CCCS director, Carlo Buontempo, said the extremes we had been experiencing over the past three months provided a “dramatic testimony” of how far we were from the climate in which humans developed.
“This has profound consequences for the Paris agreement and all human endeavours. If we want to successfully manage our climate risk, we need to urgently decarbonise our economy whilst using climate data and knowledge to prepare for the future,” he said.
In September, scientists warned that we were “well outside safe operating space for humanity”, with six out of nine measures for the planet’s life support systems had been broken by human-caused pollution and destruction of ecosystems.

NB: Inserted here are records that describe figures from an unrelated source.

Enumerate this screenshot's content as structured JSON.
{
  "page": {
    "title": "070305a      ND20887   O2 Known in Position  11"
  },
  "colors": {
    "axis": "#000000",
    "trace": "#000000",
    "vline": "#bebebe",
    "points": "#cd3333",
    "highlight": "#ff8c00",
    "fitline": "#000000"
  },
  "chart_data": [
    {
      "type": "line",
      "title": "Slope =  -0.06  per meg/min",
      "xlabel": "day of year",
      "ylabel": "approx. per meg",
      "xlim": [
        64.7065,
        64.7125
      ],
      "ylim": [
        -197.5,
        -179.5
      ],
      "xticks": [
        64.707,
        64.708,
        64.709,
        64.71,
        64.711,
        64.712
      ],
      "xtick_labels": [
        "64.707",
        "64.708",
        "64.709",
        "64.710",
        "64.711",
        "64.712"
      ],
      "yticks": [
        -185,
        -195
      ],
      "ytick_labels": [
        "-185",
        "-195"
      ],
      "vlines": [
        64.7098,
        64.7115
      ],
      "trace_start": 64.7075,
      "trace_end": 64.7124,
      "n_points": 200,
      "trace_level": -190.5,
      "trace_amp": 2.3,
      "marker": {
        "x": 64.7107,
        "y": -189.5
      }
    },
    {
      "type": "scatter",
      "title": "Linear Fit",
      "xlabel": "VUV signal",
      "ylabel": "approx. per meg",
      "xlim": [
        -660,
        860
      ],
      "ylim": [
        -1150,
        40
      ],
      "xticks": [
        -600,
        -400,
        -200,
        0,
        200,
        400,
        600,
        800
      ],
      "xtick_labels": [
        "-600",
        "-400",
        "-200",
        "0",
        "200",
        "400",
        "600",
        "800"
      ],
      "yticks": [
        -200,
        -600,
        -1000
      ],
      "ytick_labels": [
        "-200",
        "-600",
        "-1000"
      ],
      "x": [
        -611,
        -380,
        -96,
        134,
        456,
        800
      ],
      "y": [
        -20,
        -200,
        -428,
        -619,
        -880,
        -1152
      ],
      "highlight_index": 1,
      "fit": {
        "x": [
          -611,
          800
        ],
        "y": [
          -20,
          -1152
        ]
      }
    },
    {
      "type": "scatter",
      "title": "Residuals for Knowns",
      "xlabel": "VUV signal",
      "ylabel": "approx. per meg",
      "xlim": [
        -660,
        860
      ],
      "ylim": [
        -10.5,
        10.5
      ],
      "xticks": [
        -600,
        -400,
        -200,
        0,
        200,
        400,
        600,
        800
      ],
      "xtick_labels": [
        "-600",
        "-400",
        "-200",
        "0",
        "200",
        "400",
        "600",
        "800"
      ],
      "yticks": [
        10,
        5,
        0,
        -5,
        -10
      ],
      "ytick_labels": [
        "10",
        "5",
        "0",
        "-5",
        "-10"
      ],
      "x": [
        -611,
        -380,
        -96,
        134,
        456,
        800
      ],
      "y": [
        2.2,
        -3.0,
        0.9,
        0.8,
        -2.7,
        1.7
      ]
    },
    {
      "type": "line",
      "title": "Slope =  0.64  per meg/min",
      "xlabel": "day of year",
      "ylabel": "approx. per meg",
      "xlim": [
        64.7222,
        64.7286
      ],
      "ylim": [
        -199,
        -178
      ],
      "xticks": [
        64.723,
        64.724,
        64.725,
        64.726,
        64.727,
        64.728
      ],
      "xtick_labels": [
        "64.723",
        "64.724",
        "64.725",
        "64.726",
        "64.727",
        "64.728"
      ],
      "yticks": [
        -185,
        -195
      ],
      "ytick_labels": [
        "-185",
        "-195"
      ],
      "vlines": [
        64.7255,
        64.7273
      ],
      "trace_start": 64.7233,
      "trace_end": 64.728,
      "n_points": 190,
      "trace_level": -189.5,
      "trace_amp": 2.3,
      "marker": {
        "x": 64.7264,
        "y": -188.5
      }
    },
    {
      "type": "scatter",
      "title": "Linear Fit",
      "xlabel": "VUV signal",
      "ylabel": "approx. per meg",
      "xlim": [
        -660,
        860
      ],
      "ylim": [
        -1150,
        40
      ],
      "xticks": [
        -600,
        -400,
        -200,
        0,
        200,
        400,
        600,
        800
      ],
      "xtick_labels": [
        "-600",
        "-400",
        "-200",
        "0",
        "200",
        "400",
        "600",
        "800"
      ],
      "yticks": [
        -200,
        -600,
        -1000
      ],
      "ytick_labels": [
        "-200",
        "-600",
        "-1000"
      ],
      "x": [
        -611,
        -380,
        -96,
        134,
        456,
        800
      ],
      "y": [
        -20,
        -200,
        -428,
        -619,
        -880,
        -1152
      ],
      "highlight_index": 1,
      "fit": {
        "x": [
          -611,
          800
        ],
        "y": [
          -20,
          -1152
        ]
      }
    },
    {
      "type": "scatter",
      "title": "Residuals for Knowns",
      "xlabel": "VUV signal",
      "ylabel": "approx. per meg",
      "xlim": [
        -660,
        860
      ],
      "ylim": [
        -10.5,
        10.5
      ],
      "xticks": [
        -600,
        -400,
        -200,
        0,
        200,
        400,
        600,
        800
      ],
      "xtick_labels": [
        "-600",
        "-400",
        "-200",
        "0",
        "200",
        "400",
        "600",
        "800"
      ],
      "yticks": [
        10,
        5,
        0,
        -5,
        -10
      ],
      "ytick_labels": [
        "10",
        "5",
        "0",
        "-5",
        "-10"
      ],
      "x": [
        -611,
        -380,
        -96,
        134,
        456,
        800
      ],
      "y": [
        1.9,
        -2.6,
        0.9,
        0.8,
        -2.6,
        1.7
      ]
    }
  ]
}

The CCCS noted extreme weather, including heatwaves in Europe and the United States, would not have been possible without human-made global warming. The CCCS noted the prevalence of marine heatwaves, record low amounts of Antarctic sea ice, and that huge wildfires in Canada drove up the world’s wildfire carbon emissions by 30%.
Andrew Dessler, a professor at Texas A&M University in the US, told Guardian Australia 2023’s record was unsurprising.
“Every year for the rest of your life will be one of the hottest [on] record. This in turn means that 2023 will end up being one of the coldest years of this century. Enjoy it while it lasts,” he said.
Another professor, Brian Hoskins, at Imperial College London, said 2023 had “given us a taste of the climate extremes that occur near the Paris targets”.
“It should shake the complacency displayed in the actions by most governments around the world,” he said.